GOP ‘War on Women’ Wrong Card for Dems to Play

Member Group : Jerry Shenk

Prior to the 2014 midterm election, in a political landscape defined by an unpopular president and an angry electorate, Democrats replayed one of their 2012 micro-issue distractions in a desperate attempt to get out their vote and minimize losses.

Once again, Democrats accused the Republicans of "sexism;" of conducting a "war on women."

The Democratic Party’s "war on women" strategy has always been silly and intellectually dishonest, a form of lazy categorical thinking designed to mobilize low-information voters. It has now proven to be ineffectual as well.

Republican women had a terrific midterm election.

A farm kid and farmer, Joni Ernst became the first woman from Iowa — from either party — to be elected to the United States Senate. She defeated Rep. Bruce Braley, a trial lawyer who made campaign statements Iowa voters found to be obnoxious. Ernst will also be the first female combat veteran to serve in the Senate.

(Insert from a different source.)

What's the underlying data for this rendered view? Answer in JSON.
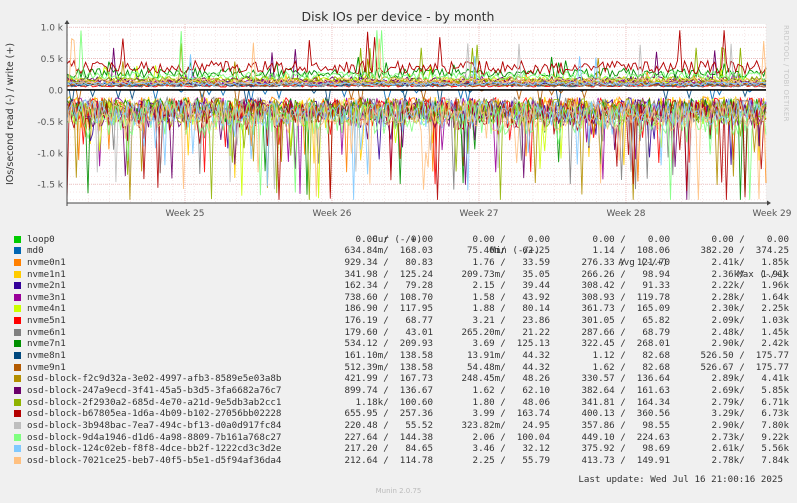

Ernst is the embodiment of a genuine "feminist," a capable woman who doesn’t need a fainting couch when certain otherwise benign but somehow "objectionable" words are uttered.

West Virginia also elected its first female senator. Shelley Moore Capito defeated Democrat Natalie Tennant to fill the seat of retiring Sen. Jay Rockefeller.

Both seats flipped from Democrat to Republican.

Ernst and Capito will join Republican Senators Kelly Ayotte (New Hampshire), Susan Collins (Maine), Deb Fischer (Nebraska) and Lisa Murkowski (Alaska) in the 2015 Senate majority.

Republican women candidates also did well in House races.

Barbara Comstock won the 10th Congressional District in Virginia against John Foust. Foust stumbled when it was discovered that his wife’s Ob-Gyn practice does not accept Medicaid — a real "war on (poor) women."

Elise Stefanik won New York’s 21st District to became, at 30, the youngest woman ever elected to Congress.

A Utah district elected Mia Love to become the first black female Republican ever elected to serve in the House.

Comstock, Stefanik and Love will join 23 other Republican women members in the majority GOP House caucus.

The Republican women come from both red and blue states, including many in the South that Democrats would have Americans believe suppress women and minorities.

Democrats won’t learn from the 2014 results because they believe that tired tropes like "war on women" motivate low-propensity voters to turn out at the polls. They will assume that the same silliness will work again in 2016.

One suspects that, before Democrats give them up, such asinine tactics must fail in a presidential year.

If Democrats nominate Hillary Clinton and use the same tired "war on women" rhetoric, they will finally abandon it, because Clinton won’t win.

Tim Cavanaugh wrote at National Review: "I predict Bill (Clinton) will find ways to undermine Hillary’s presidential hopes so Machiavellian we will need to invent new words for them. And he’ll do it for the purest of reasons: because deep down, he hates her."

Cavanaugh may have nailed it.

Bill Clinton personifies a real war on women.